Musti juggles many moving parts in her day-to-day, which can seem daunting considering she began her career in health care and now oversees programs in completely different fields like technology and hospitality. However, Musti’s passion for learning keeps her motivated and she swears she learns something new every single day.
“I think in the beginning I was maybe a little intimidated, but I’m so eager to learn about something new, like the ins and outs of a totally different profession,” she said. “We have incredible program directors who are so knowledgeable and I love working with them toward these common goals.”

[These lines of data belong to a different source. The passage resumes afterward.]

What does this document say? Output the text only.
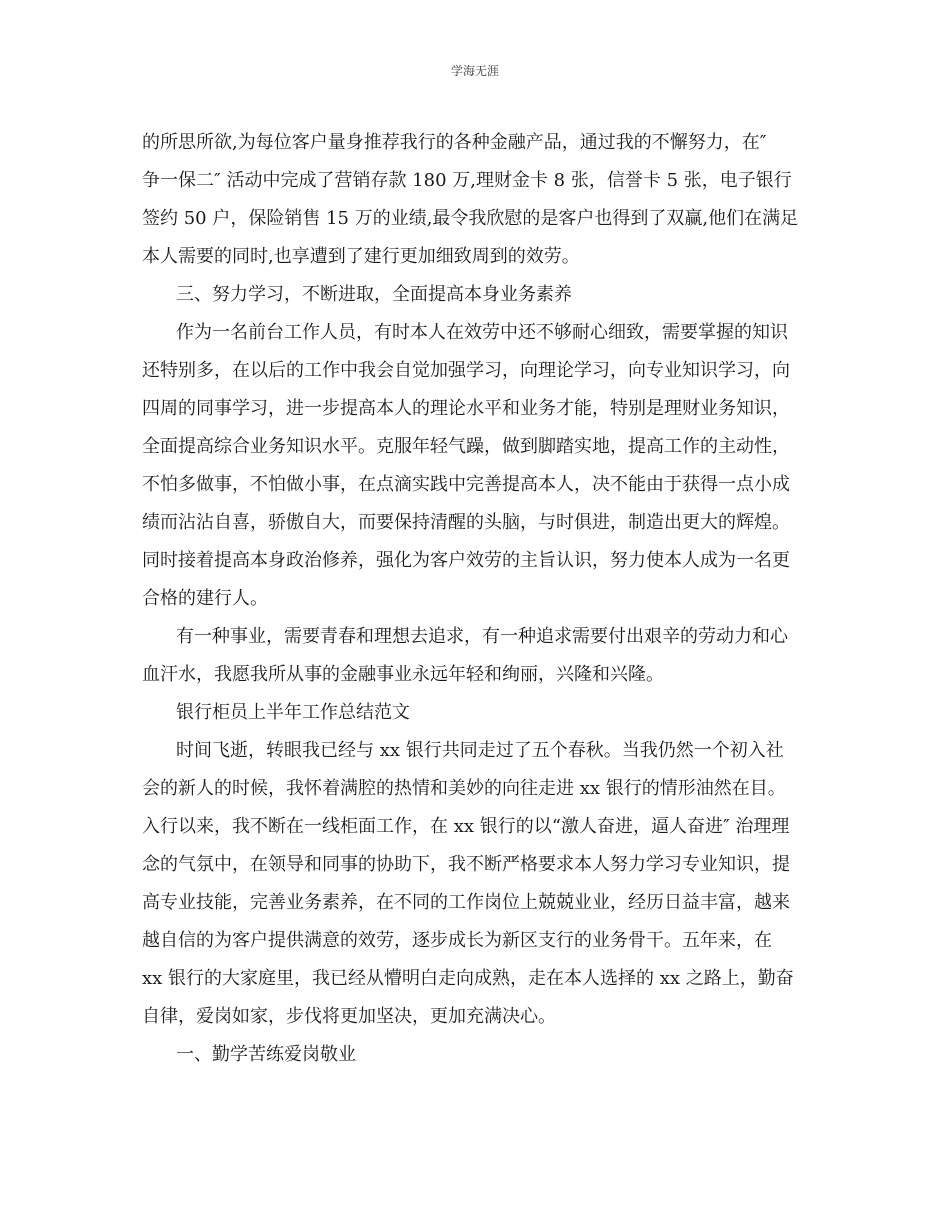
学海无涯
的所思所欲,为每位客户量身推荐我行的各种金融产品，通过我的不懈努力，在″
争一保二″ 活动中完成了营销存款 180 万,理财金卡 8 张，信誉卡 5 张，电子银行
签约 50 户，保险销售 15 万的业绩,最令我欣慰的是客户也得到了双赢,他们在满足
本人需要的同时,也享遭到了建行更加细致周到的效劳。
三、努力学习，不断进取，全面提高本身业务素养
作为一名前台工作人员，有时本人在效劳中还不够耐心细致，需要掌握的知识
还特别多，在以后的工作中我会自觉加强学习，向理论学习，向专业知识学习，向
四周的同事学习，进一步提高本人的理论水平和业务才能，特别是理财业务知识，
全面提高综合业务知识水平。克服年轻气躁，做到脚踏实地，提高工作的主动性，
不怕多做事，不怕做小事，在点滴实践中完善提高本人，决不能由于获得一点小成
绩而沾沾自喜，骄傲自大，而要保持清醒的头脑，与时俱进，制造出更大的辉煌。
同时接着提高本身政治修养，强化为客户效劳的主旨认识，努力使本人成为一名更
合格的建行人。
有一种事业，需要青春和理想去追求，有一种追求需要付出艰辛的劳动力和心
血汗水，我愿我所从事的金融事业永远年轻和绚丽，兴隆和兴隆。
银行柜员上半年工作总结范文
时间飞逝，转眼我已经与 xx 银行共同走过了五个春秋。当我仍然一个初入社
会的新人的时候，我怀着满腔的热情和美妙的向往走进 xx 银行的情形油然在目。
入行以来，我不断在一线柜面工作，在 xx 银行的以“激人奋进，逼人奋进″ 治理理
念的气氛中，在领导和同事的协助下，我不断严格要求本人努力学习专业知识，提
高专业技能，完善业务素养，在不同的工作岗位上兢兢业业，经历日益丰富，越来
越自信的为客户提供满意的效劳，逐步成长为新区支行的业务骨干。五年来，在
xx 银行的大家庭里，我已经从懵明白走向成熟，走在本人选择的 xx 之路上，勤奋
自律，爱岗如家，步伐将更加坚决，更加充满决心。
一、勤学苦练爱岗敬业
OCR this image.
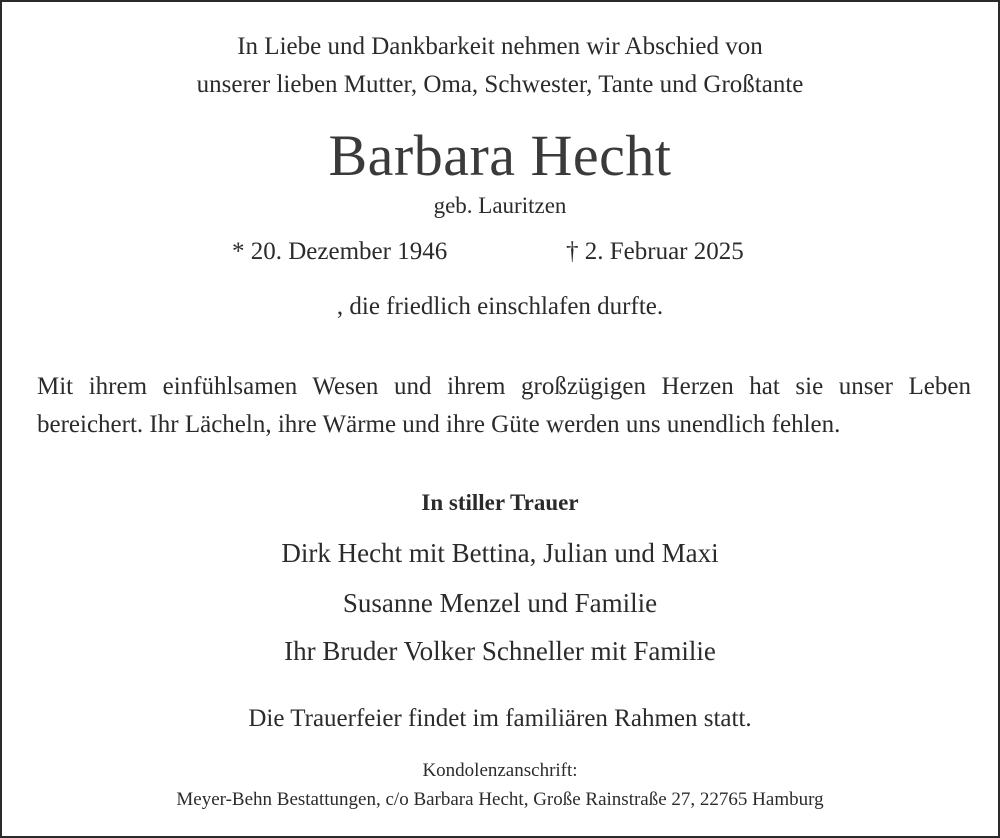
In Liebe und Dankbarkeit nehmen wir Abschied von
unserer lieben Mutter, Oma, Schwester, Tante und Großtante
Barbara Hecht
geb. Lauritzen
* 20. Dezember 1946	† 2. Februar 2025
, die friedlich einschlafen durfte.

Mit ihrem einfühlsamen Wesen und ihrem großzügigen Herzen hat sie unser Leben bereichert. Ihr Lächeln, ihre Wärme und ihre Güte werden uns unendlich fehlen.

In stiller Trauer
Dirk Hecht mit Bettina, Julian und Maxi
Susanne Menzel und Familie
Ihr Bruder Volker Schneller mit Familie
Die Trauerfeier findet im familiären Rahmen statt.
Kondolenzanschrift:
Meyer-Behn Bestattungen, c/o Barbara Hecht, Große Rainstraße 27, 22765 Hamburg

This is something Musti tries to pass on to students. For instance, Musti explained that if a PTA is one day employed in a clinical setting, they may have to work with a cybersecurity professional to learn to use the specific software for the office’s patient database. Even though a student may not think they will cross paths, it benefits everyone to get used to working together and honing those interpersonal and communication skills. Musti has facilitated interprofessional events for students to mingle and get to know each other and what they do in their respective fields. This not only motivates students in their respective career tracks, but also facilitates teamwork and professionalism within members of the future workforce.
“I think, at the heart of it, no matter what field you’re working in, it all boils down to interpersonal relationships and professionalism,” she said. “If you know how to connect in meaningful ways and you can see where the other person is coming from and be open to learning and accepting new ideas, that’s really it.”
Though Musti did not grow up in NEPA, she feels home here. While in college, she said she didn’t get to see much of the area beyond the U of S campus. Musti was able to appreciate the beauty and close-knit ties of the region when she and her husband settled here. As a transplant, she’s amazed by the rich history and heritage of Scranton and the surrounding areas. She’s also taken aback by the compassion and care from family, friends and neighbors.
“I was embraced so quickly, but mostly, I’m just happy for my children. I’m glad they will grow up in a place where they have so many people who are interested in what they do and who love and care about them. I’m so happy they have great friends with wonderful families,” she said. “This area is pretty special and being able to be part of it and giving back to the community (through my work at Lackawanna) is the least I can do to pay it forward.”
Musti stays focused on the future of Lackawanna College, seizing opportunities to connect with students and colleagues and do her part to help NEPA thrive. Musti continues to inspire – and be inspired – by all the different facets of her life and work.
“I love waking up and coming to work every day,” she said. “I couldn’t have imagined I would be here today, but I’m so grateful I am. You never know where you’re going to end up.”